VOD film review: The Florida Project
Review Overview
Childhood dreams
10Adult poverty
10Cast
10David Farnor | On 13, Mar 2018
Director: Sean Baker
Cast: Brooklynn Prince, Bria Vinaite, Willem Dafoe
Certificate: 15
Sean Baker’s follow-up to Tangerine is a real peach of a film. A portrait of life on the fringes of America’s buzzing tourist hotspot of Disney World, The Florida Project spends its days not riding the rollercoasters, but trying to make ends meet in a rundown motel – a candy-coloured building that houses rotten dreams from all walks of life.
Our window onto that world is Moonee (Brooklynn Kimberly Prince), who lives in a room with her mother, Halley (Bria Vinaite). One is six years old. The other still hasn’t become an adult. Their juvenile existence is fraught with risks and danger, from men coming into Halley’s room for money to Mooney running across roads unsupervised – and Baker’s movie succeeds in precariously perching between the childlike joy of free ice creams and spitting on cars and the sober knowledge that things here cannot have a happy ending.
The director wowed audiences with his candy rush of a debut, shot on iPhones with a heady urgency. He upgrades to 35mm here, but he’s lost none of that vivid immediacy or eye for the hard knocks of real life. The sense of location here is particularly poignant, as everyone is rooted to the motel to survive, from Moonee’s friends, boasting names like “Scooty”, to Halley’s fellow mothers equally struggling to hold down jobs. Every so often, they all have to move away for one night, allowing them to move back in again 24 hours later, so they’re not classed as permanent tenants. But everyone knows that these residents are in it for the long haul – what other choice do they have?
Bria and Brooklynn are remarkable, both bursting with day-glo charm and a blunt honesty. Moonee’s dialogue is hilariously rude, as she takes no prisoners with an innocence that’s already primed for a harsh world. Her mother, though, makes her look like an angel by comparison; while Moonee is a bad influence on the other kids, Halley is a bad influence on everyone around her. Their characters, not a strict narrative, drives the flowing plot of the film, and the film is all the better for it.
Between them stands Willem Dafoe, who provides perfect support as Bobby, the tough-but-tender manager of the motel. It’s a generous turn, at once funny, compassionate and tough, and he offers a gateway from the sugary highs of childhood to more serious matters, such as the law and stranger danger – in a cast of non-professionals, he blends right in.

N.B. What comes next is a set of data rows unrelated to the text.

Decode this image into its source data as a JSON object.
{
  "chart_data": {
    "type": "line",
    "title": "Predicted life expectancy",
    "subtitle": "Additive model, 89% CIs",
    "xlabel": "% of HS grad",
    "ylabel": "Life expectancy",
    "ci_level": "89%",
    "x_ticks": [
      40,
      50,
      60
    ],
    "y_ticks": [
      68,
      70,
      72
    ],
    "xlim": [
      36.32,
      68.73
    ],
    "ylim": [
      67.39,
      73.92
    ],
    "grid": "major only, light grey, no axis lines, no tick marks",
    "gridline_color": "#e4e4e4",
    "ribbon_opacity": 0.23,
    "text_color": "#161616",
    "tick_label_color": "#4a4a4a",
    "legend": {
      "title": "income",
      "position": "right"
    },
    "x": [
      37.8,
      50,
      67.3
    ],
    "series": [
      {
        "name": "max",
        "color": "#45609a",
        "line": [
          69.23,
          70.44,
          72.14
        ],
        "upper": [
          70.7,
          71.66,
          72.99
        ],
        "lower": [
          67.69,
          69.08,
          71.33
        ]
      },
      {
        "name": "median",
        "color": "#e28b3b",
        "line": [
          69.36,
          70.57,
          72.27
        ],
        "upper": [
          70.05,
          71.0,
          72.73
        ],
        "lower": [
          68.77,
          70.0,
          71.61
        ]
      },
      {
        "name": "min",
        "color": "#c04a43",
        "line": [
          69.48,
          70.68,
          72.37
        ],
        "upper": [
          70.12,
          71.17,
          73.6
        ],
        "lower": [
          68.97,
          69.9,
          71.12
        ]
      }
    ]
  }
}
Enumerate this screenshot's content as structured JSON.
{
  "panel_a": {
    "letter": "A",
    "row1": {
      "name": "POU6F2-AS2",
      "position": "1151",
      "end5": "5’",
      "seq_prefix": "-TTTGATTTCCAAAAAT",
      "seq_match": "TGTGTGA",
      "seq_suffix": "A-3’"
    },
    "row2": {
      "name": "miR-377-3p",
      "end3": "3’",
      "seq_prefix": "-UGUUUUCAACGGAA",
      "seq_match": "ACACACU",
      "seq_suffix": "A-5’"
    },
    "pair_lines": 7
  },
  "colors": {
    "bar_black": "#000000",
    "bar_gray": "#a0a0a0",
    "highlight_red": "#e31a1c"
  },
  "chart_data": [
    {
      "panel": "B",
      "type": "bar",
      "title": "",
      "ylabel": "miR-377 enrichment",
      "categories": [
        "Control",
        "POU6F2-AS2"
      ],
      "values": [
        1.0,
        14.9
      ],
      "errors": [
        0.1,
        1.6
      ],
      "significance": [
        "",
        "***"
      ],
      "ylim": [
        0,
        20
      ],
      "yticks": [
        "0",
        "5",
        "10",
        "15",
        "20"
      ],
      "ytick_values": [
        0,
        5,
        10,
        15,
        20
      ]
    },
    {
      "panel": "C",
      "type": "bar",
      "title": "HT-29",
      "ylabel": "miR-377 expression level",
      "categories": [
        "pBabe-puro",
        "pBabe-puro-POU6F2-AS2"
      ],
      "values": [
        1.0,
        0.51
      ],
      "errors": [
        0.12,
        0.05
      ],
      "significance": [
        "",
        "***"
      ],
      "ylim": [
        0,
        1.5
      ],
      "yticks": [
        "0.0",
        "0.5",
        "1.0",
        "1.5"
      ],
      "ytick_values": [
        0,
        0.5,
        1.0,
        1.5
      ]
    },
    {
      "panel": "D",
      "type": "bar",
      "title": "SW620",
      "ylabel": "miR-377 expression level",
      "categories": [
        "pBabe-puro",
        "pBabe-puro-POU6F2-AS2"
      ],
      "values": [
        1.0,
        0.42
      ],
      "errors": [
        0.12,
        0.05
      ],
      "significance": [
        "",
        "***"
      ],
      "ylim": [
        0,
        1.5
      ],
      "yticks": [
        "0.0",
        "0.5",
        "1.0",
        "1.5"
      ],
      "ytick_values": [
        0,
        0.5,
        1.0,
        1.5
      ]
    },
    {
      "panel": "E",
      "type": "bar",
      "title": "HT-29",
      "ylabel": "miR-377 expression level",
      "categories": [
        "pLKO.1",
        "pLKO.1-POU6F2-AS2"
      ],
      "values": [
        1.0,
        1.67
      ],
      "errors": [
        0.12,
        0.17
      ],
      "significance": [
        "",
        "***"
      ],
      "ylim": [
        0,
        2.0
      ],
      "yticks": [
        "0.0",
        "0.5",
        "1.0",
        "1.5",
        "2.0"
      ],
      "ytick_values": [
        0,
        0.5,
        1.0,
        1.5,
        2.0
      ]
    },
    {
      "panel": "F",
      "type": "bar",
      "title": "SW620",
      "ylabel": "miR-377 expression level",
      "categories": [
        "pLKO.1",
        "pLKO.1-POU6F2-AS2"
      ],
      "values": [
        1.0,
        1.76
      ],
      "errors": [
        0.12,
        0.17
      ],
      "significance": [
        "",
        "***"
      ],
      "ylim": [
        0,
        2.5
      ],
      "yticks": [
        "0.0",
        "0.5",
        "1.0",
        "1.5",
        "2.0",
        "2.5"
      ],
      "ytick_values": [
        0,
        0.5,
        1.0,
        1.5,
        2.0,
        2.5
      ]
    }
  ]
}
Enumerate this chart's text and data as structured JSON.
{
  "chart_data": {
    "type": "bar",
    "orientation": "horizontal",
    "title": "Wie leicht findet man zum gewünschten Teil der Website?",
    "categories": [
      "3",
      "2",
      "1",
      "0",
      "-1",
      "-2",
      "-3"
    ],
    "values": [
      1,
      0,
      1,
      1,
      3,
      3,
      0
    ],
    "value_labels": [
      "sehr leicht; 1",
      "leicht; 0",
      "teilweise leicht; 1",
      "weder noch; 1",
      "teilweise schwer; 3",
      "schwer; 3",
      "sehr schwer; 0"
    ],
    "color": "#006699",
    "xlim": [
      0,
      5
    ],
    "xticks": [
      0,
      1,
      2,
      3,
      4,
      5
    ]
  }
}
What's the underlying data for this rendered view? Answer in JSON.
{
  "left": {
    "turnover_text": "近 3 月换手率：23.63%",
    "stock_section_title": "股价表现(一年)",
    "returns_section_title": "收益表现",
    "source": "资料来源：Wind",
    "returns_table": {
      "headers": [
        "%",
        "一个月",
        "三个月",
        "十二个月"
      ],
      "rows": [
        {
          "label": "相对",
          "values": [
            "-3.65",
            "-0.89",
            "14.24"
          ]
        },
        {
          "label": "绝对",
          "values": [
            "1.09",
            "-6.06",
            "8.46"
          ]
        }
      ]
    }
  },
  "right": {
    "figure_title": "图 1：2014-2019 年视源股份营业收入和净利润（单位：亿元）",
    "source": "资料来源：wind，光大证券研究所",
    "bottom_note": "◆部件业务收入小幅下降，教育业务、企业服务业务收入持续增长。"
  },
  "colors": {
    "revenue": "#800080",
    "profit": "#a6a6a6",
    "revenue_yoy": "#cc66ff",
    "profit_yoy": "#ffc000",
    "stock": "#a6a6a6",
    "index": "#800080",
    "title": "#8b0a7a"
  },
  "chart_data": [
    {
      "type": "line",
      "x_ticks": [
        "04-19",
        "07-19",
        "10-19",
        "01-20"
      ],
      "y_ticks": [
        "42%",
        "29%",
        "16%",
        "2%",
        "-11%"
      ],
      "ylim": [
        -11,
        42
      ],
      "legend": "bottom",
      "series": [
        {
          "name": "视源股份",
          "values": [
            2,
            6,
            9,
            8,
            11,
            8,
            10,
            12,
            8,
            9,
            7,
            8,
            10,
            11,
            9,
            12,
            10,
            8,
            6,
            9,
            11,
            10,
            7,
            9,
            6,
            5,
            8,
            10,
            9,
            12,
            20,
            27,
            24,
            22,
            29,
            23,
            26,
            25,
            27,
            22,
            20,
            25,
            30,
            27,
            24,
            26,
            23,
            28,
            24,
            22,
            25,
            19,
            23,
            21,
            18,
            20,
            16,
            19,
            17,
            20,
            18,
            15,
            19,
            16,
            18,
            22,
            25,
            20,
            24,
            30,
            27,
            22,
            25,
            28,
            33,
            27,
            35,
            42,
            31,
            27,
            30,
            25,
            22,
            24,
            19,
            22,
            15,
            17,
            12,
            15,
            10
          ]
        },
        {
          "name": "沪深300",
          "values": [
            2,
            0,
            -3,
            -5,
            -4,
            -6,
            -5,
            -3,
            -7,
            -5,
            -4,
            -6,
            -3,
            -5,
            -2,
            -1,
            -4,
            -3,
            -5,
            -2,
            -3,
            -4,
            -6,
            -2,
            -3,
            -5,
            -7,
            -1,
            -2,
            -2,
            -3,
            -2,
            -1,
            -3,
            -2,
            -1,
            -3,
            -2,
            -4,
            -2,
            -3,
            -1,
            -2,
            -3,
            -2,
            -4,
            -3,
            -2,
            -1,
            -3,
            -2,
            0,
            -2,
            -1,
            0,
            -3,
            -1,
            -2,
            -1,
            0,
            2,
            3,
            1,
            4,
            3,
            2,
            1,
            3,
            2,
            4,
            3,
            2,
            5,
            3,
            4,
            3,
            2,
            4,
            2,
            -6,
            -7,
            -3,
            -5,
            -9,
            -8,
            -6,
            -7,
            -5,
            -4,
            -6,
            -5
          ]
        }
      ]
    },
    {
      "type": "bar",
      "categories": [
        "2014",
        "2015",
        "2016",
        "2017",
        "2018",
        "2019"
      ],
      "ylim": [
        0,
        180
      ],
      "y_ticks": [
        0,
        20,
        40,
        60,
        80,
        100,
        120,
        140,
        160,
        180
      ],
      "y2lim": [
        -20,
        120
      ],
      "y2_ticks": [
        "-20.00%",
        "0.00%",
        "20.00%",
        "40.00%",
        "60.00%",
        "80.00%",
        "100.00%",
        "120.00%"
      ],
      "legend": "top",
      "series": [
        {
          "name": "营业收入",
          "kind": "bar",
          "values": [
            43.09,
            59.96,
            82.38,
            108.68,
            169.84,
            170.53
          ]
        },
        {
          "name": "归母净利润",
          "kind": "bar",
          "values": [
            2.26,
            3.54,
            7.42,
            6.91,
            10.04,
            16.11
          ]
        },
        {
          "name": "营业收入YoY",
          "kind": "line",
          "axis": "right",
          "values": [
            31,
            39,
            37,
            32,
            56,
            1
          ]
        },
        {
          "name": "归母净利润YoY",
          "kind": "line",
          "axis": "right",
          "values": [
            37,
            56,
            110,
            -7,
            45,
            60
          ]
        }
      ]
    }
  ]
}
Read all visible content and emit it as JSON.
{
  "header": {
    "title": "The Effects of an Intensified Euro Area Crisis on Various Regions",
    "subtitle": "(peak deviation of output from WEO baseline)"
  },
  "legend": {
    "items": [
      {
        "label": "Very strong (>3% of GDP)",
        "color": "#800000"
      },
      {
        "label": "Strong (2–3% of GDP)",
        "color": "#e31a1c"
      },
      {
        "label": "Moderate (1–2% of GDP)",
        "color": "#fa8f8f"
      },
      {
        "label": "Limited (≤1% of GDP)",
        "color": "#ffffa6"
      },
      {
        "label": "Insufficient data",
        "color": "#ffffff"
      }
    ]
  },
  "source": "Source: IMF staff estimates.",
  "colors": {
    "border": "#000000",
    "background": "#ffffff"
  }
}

The film is at its best when just freewheeling along with its young cast, racing into empty homes and watching them stuff their faces with pancakes, after sneaking into a nearby hotel for breakfast. The result warms your heart for two hours, before breaking it entirely, blending Disney-worthy entertainment with Ken Loach social realism. It recalls Beasts of the Southern Wild, but finds a more unexpected companion piece in Andrea Arnold’s American Honey, a slice of cinema that also explored America’s forgotten, recession-hit outskirts. Mooney may lack the freedom of the road, but there’s comfort, no matter how hollow, in the knowledge that when life’s troubles get too real, the Magic Kingdom is only a short run away.